Preceding my year as president, we made a concentrated effort to lobby members of congress to include obesity treatment specifically among the conditions singled out for inclusion in the minimum healthcare package required for participation in the insurance exchanges. While that effort was not successful, it is apparent that we have made an increasing impact on Capitol Hill, as evidenced by the greater support for the presently pending obesity bill.
It became immediately apparent to me that representing surgeons only was a limitation to our effectiveness in our lobbying effort. In addition, the number of people your organization represents is an important factor in determining who in the congressional office you get to meet. I therefore led the effort to establish a formal coalition with The Obesity Society, the Obesity Action Coalition and the American Dietetic Association, now known as the American Academy of Nutrition. Thus, we became a multidisciplinary advocacy group, most importantly including the patients or people affected by obesity. We consolidated our effort with a single lobbyist who has been most effective. For example, his most recent accomplishment was lobbying at the AMA meeting to get the delegates to out-vote their so-called scientific advisory board in declaring obesity to be a disease. This is a behind the scenes activity, but still an important step forward as we advocate for fair treatment of the severely obese.

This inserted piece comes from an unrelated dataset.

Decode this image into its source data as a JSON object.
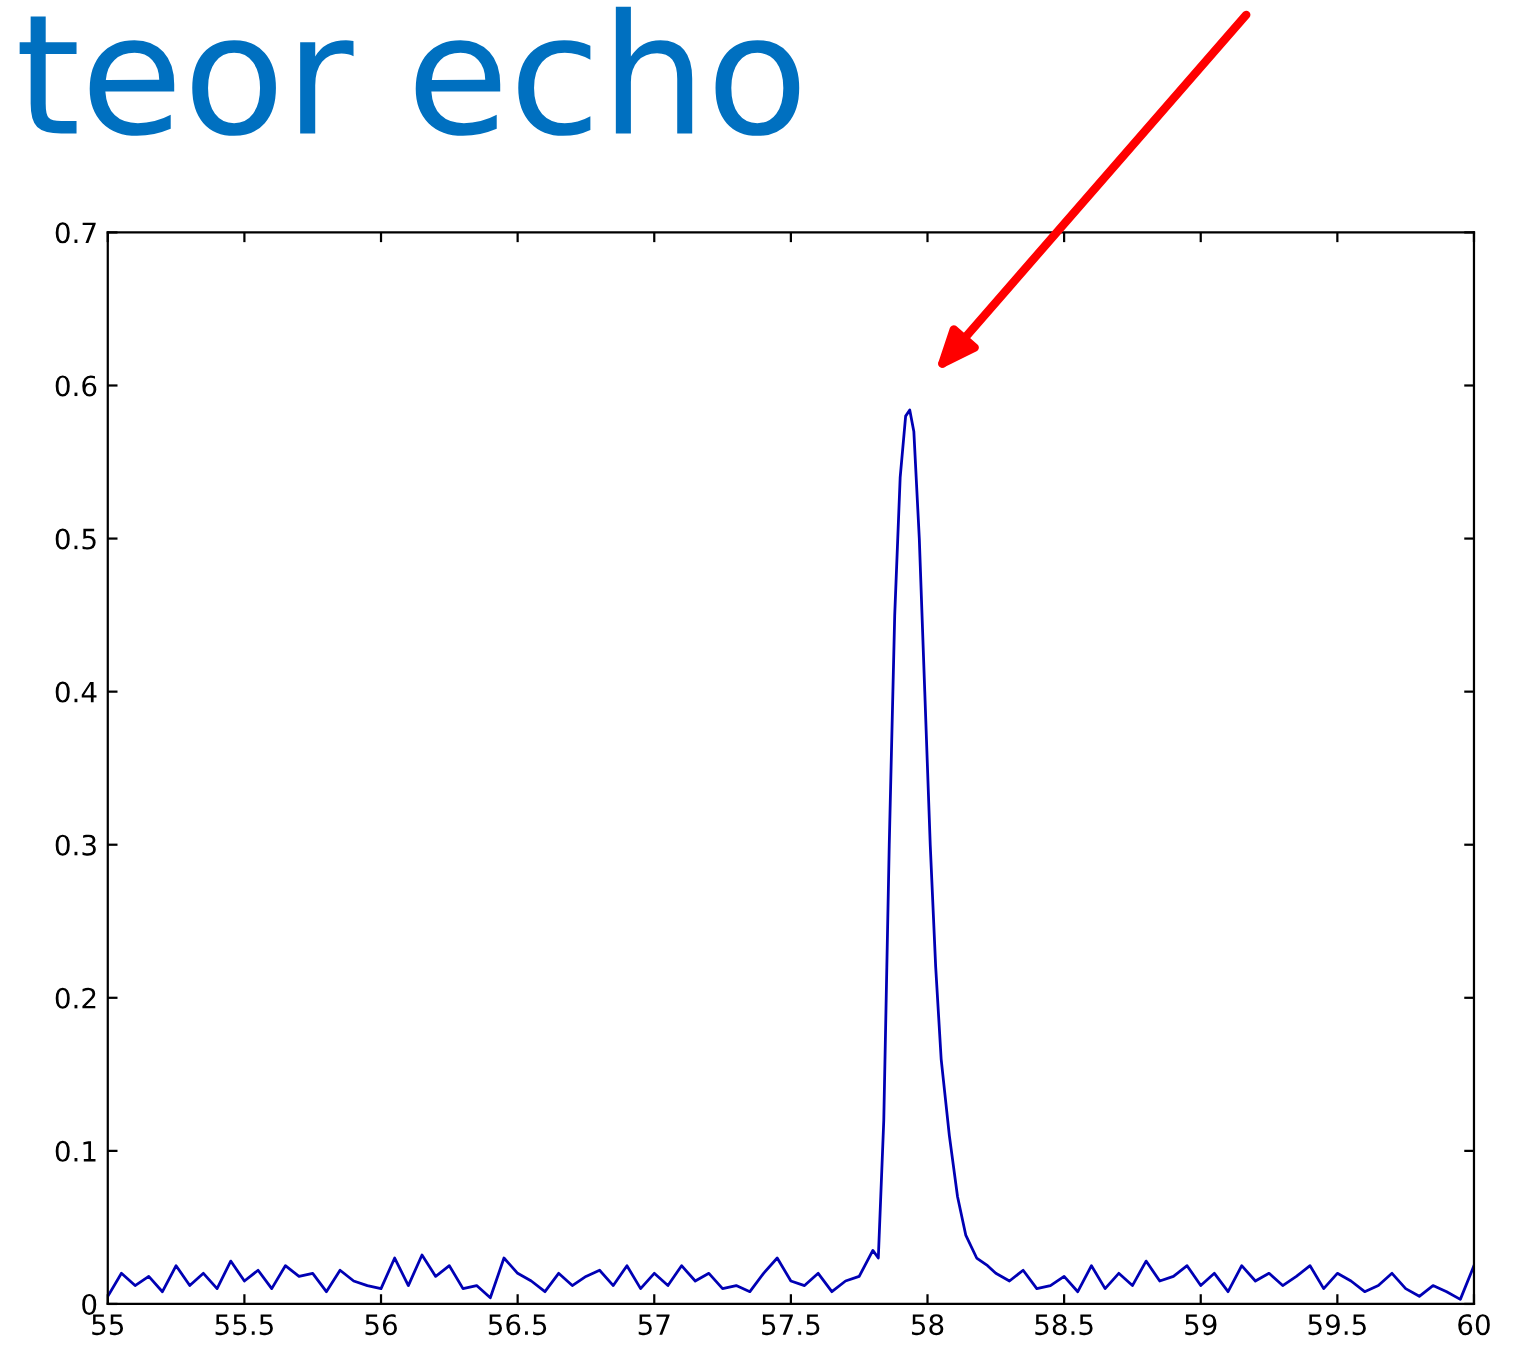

An additional focus of my year as president was to bring bariatric surgery and the ASMBS into prominence at NIH and throughout the field of obesity, diabetes and related conditions. Many others contributed to this effort and share credit for transforming the academic reputation of bariatric surgery to one of a legitimate participant in basic and clinical research. My role as the chair of the LABS Steering Committee and the only surgeon member of the task force to revise the NIH guidelines on obesity facilitated this effort.
Also during my year, the stage was set for terminating the failing agreement with SRC and aligning ourselves with the ACS. While not everyone thinks this was a good move, there was no option. Robin Blackstone should appropriately take credit for this organizational step forward.
I would say the most important aspect on the history of our organization is our concentrated effort to advocate on behalf of the severely obese. I am not aware of any other discipline in which the people afflicted with the disease are the subject of concentrated bias at all levels. This theme has been a hallmark of the ASBS/ASMBS from the start and it’s one we can be proud of. The problem is not resolved but progress has been made.